Reproduction: Flowering Plant
After entering one of the synergids, the pollen tube releases the two male gametes into the cytoplasm of the synergid. One of the male gametes moves towards the egg cell; and fuses with its nucleus thus completing the syngamy. This results in the formation of a diploid cell, the zygote.
The other male gamete moves towards the two polar nuclei located in the central cell and fuses with them to produce a triploid primary endosperm nucleus (PEN). As this involves the fusion of three haploid nuclei it is termed triple fusion.
Since two types of fusions, syngamy and triple fusion take place in an embryo sac the phenomenon is termed double fertilization. Double fertilization is unique to flowering plants.
The central cell after triple fusion becomes the primary endosperm cell (PEC) and develops into the endosperm while the zygote develops into an embryo.
POST-FERTILISATION: STRUCTURES AND EVENTS
Following double fertilisation, events of endosperm and embryo development, maturation of ovule(s) into seed(s) and ovary into fruit, are collectively termed post-fertilisation events.
Endosperm: Endosperm development precedes embryo development. The primary endosperm cell divides repeatedly and forms a triploid endosperm tissue. The cells of this tissue are filled with reserve food materials and are used for the nutrition of the developing embryo. In the most common type of endosperm development, the PEN undergoes successive nuclear divisions to give rise to free nuclei. This stage of endosperm development is called free-nuclear endosperm. Subsequently cell wall formation occurs and the endosperm becomes cellular. The number of free nuclei formed before cellularisation varies greatly. The coconut water from tender coconut is nothing but free-nuclear endosperm (made up of thousands of nuclei) and the surrounding white kernel is the cellular endosperm.

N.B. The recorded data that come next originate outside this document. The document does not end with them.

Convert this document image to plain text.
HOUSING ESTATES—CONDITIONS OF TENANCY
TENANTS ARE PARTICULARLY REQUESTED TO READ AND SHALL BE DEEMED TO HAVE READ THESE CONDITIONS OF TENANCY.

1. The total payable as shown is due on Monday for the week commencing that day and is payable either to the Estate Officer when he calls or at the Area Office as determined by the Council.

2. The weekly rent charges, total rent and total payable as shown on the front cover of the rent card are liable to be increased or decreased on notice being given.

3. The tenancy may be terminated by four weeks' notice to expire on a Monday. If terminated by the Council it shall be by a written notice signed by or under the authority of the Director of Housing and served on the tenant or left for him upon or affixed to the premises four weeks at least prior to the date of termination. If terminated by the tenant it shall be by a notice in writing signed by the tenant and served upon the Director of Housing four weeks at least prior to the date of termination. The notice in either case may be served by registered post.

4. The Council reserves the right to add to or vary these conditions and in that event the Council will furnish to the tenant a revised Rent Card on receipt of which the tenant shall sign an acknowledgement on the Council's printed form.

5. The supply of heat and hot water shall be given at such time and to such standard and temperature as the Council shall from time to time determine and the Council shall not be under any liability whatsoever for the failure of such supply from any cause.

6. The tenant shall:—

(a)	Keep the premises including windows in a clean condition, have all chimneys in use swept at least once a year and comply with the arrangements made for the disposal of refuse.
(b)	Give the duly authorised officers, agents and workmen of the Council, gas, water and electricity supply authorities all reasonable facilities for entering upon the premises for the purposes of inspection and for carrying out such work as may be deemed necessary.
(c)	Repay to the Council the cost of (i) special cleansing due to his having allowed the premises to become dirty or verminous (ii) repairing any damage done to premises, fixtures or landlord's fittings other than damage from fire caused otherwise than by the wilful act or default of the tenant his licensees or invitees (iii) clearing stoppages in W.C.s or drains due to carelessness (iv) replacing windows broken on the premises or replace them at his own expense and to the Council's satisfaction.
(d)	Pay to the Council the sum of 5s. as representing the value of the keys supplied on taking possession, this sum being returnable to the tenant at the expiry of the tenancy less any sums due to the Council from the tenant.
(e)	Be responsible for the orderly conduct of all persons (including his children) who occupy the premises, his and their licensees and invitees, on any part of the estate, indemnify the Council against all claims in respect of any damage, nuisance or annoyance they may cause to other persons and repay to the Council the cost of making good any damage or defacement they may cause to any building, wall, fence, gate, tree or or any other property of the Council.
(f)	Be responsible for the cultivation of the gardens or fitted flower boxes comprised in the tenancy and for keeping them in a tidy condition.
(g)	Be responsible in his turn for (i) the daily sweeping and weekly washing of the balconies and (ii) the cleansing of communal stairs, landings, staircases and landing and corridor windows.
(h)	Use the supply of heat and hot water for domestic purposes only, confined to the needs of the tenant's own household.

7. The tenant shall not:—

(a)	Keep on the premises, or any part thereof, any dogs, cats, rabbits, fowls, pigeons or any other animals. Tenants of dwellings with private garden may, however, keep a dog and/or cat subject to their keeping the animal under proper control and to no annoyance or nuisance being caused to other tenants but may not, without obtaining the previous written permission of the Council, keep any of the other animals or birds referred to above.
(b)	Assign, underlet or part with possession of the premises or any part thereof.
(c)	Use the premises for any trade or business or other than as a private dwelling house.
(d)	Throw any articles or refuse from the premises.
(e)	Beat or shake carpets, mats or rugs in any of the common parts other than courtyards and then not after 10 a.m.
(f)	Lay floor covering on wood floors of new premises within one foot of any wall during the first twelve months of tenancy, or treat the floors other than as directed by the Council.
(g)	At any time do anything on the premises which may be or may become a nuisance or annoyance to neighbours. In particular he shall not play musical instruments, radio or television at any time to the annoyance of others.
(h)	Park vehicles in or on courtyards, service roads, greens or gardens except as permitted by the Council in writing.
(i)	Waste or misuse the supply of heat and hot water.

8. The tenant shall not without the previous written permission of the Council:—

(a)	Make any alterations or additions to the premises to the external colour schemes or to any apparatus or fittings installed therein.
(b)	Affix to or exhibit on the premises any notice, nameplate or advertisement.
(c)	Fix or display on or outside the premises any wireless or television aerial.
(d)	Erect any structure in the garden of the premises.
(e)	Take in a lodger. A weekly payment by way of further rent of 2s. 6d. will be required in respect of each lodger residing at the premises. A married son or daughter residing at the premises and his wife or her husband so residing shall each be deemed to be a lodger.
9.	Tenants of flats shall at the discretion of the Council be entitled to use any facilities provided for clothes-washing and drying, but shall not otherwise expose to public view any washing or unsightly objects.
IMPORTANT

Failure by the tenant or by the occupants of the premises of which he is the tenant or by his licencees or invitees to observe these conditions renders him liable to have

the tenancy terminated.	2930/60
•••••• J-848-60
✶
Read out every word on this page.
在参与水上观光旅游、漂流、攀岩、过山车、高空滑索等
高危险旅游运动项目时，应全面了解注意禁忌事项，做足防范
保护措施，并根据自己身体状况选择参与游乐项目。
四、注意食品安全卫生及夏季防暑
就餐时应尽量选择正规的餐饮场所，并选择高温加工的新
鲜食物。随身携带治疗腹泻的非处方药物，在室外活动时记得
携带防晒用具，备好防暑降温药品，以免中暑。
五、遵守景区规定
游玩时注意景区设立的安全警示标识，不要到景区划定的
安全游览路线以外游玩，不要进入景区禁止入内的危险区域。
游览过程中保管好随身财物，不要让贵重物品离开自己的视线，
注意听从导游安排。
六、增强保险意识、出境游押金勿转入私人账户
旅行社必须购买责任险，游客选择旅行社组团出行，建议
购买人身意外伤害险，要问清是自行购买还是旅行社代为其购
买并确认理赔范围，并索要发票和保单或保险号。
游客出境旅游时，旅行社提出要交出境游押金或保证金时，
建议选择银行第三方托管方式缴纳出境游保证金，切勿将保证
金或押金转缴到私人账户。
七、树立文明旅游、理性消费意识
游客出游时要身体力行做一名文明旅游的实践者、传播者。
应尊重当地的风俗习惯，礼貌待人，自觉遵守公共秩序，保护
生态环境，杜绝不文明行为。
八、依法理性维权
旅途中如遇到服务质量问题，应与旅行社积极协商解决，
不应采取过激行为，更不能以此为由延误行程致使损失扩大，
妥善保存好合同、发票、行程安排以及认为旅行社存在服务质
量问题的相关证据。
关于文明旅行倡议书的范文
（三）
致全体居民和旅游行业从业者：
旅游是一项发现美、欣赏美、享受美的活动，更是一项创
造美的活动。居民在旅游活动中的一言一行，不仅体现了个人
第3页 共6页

Endosperm may either be completely consumed by the developing embryo (e.g., pea, groundnut, beans) before seed maturation or it may persist in the mature seed (e.g. castor and coconut) and be used up during seed germination.
Embryo: Embryo develops at the micropylar end of the embryo sac where the zygote is situated. Most zygotes divide only after certain amount of endosperm is formed. This is an adaptation to provide assured nutrition to the developing embryo. Though the seeds differ greatly, the early stages of embryo development (embryogeny) are similar in both monocotyledons and dicotyledons. Figure 2.13 depicts the stages of embryogeny in a dicotyledonous embryo. The zygote gives rise to the proembryo and subsequently to the globular, heart-shaped and mature embryo.
Dicot Embryo: A typical dicotyledonous embryo, consists of an embryonal axis and two cotyledons. The portion of embryonal axis above the level of cotyledons is the epicotyl, which terminates with the plumule or stem tip. The cylindrical portion below the level of cotyledons is hypocotyl that terminates at its lower end in the radical or root tip. The root tip is covered with a root cap.
Monocot Embryo: Embryos of monocotyledons possess only one cotyledon. In the grass family the cotyledon is called scutellum that is situated towards one side (lateral) of the embryonal axis. At its lower end, the embryonal axis has the radical and root cap enclosed in an undifferentiated sheath called coleorrhiza. The portion of the embryonal axis above the level of attachment of scutellum is the epicotyl. Epicotyl has a shoot apex and a few leaf primordia enclosed in a hollow foliar structure, the coleoptile.